La brute, roman de Guy des Cars

Imaginez-vous vivre et grandir : dans le noir absolu, dans un silence absolu, sans autre perception que votre odorat et votre toucher, et sans possibilité d’exprimer la terreur que cet isolement vous procure ! Impossible ! Démentiel ! Inhumain ! Voilà sans doute, les mots qui vous viendrez à l’esprit et pourtant tel est l’univers du personnage principal de ce roman de Guy des Cars, La Brute.

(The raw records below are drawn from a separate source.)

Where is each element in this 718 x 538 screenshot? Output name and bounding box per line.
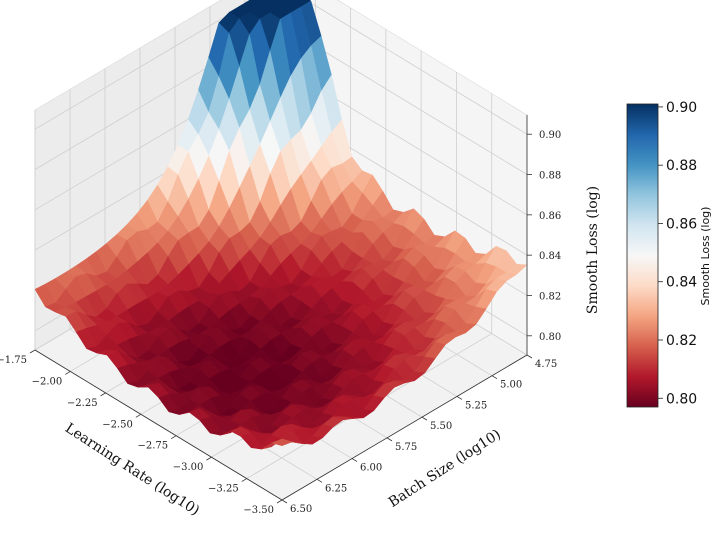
x-tick-mark [170, 435, 177, 440]
x-tick-mark [135, 413, 142, 418]
x-tick-label: −3.00 [173, 462, 204, 473]
x-tick-mark [29, 349, 36, 354]
y-tick-mark [421, 416, 428, 421]
colorbar-tick-label: 0.88 [666, 158, 697, 174]
y-tick-label: 6.00 [360, 463, 382, 474]
x-tick-label: −2.25 [67, 398, 98, 409]
y-tick-mark [526, 354, 533, 359]
loss-surface [34, 0, 528, 450]
colorbar-tick-label: 0.86 [666, 216, 697, 232]
y-tick-mark [351, 458, 358, 462]
y-axis-line [281, 354, 528, 501]
x-tick-label: −2.00 [32, 376, 63, 387]
y-tick-label: 5.00 [500, 380, 522, 391]
x-tick-label: −3.25 [208, 484, 239, 495]
y-axis-label: Batch Size (log10) [386, 426, 504, 510]
x-tick-label: −1.75 [0, 355, 27, 366]
x-axis-line [34, 349, 283, 501]
colorbar-tick-label: 0.82 [666, 333, 697, 349]
colorbar-ticks: 0.80 0.82 0.84 0.86 0.88 0.90 [658, 100, 697, 407]
y-tick-label: 4.75 [535, 359, 557, 370]
z-tick-label: 0.84 [539, 251, 561, 262]
y-tick-mark [491, 375, 498, 380]
z-tick-label: 0.82 [539, 291, 561, 302]
x-tick-mark [241, 478, 247, 482]
x-tick-mark [100, 392, 106, 397]
y-tick-label: 5.25 [465, 400, 487, 411]
x-tick-mark [276, 499, 283, 504]
y-tick-label: 6.50 [290, 504, 312, 515]
x-tick-mark [206, 456, 212, 461]
surface-patch [270, 438, 294, 446]
z-tick-label: 0.80 [539, 332, 561, 343]
y-tick-mark [456, 396, 463, 400]
z-axis-label: Smooth Loss (log) [585, 186, 601, 314]
x-axis-ticks: −1.75 −2.00 −2.25 −2.50 −2.75 −3.00 −3.25 −3.50 [0, 349, 283, 516]
y-tick-label: 5.75 [395, 442, 417, 453]
y-tick-mark [316, 478, 323, 483]
y-tick-mark [386, 437, 393, 442]
colorbar-label: Smooth Loss (log) [699, 207, 712, 306]
colorbar-tick-label: 0.90 [666, 100, 697, 116]
colorbar: 0.80 0.82 0.84 0.86 0.88 0.90 Smooth Loss (lo… [626, 100, 712, 408]
x-tick-label: −2.75 [137, 441, 168, 452]
y-tick-label: 5.50 [430, 421, 452, 432]
colorbar-tick-label: 0.84 [666, 275, 697, 291]
x-tick-mark [65, 371, 71, 375]
z-tick-label: 0.90 [539, 130, 561, 141]
y-tick-mark [281, 499, 288, 504]
grid-line [305, 0, 528, 135]
y-tick-label: 6.25 [325, 483, 347, 494]
colorbar-tick-label: 0.80 [666, 391, 697, 407]
colorbar-gradient [626, 103, 659, 408]
z-axis-ticks: 0.80 0.82 0.84 0.86 0.88 0.90 [527, 130, 561, 343]
x-tick-label: −3.50 [243, 505, 274, 516]
z-tick-label: 0.86 [539, 211, 561, 222]
x-tick-label: −2.50 [102, 419, 133, 430]
y-axis-ticks: 4.75 5.00 5.25 5.50 5.75 6.00 6.25 6.50 [281, 354, 557, 515]
z-tick-label: 0.88 [539, 171, 561, 182]
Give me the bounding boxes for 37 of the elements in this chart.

Une brute ! Un monstre haineux, uniquement mû par l’instinct, tel est l’impression première que nous donnera Jacques Vauthier, surtout lorsque vous saurez qu’il a sauvagement assassiné un innocent dans son sommeil, et qu’il n’hésite pas à agresser ses défenseurs. Ce roman tourne donc autour de ce crime monstrueux, et de celui qui l’a perpétré. Mais le véritable héros de cette histoire, ce n’est ni la victime, ni le coupable, mais bel et bien son ultime défenseur, Me Deliot. Un avocat pour héros ? Vous allez me dire que je suis tombée sur la tête, mais vous verrez que vous vous attacherez très vite à ce presque vieillard, falot, discret, menant une vie extrêmement routinière, mais à l’esprit savamment affuté, qui n’hésite pas à creuser profond, jusqu’aux plus sordides secrets, que d’autres n’effleureraient même pas.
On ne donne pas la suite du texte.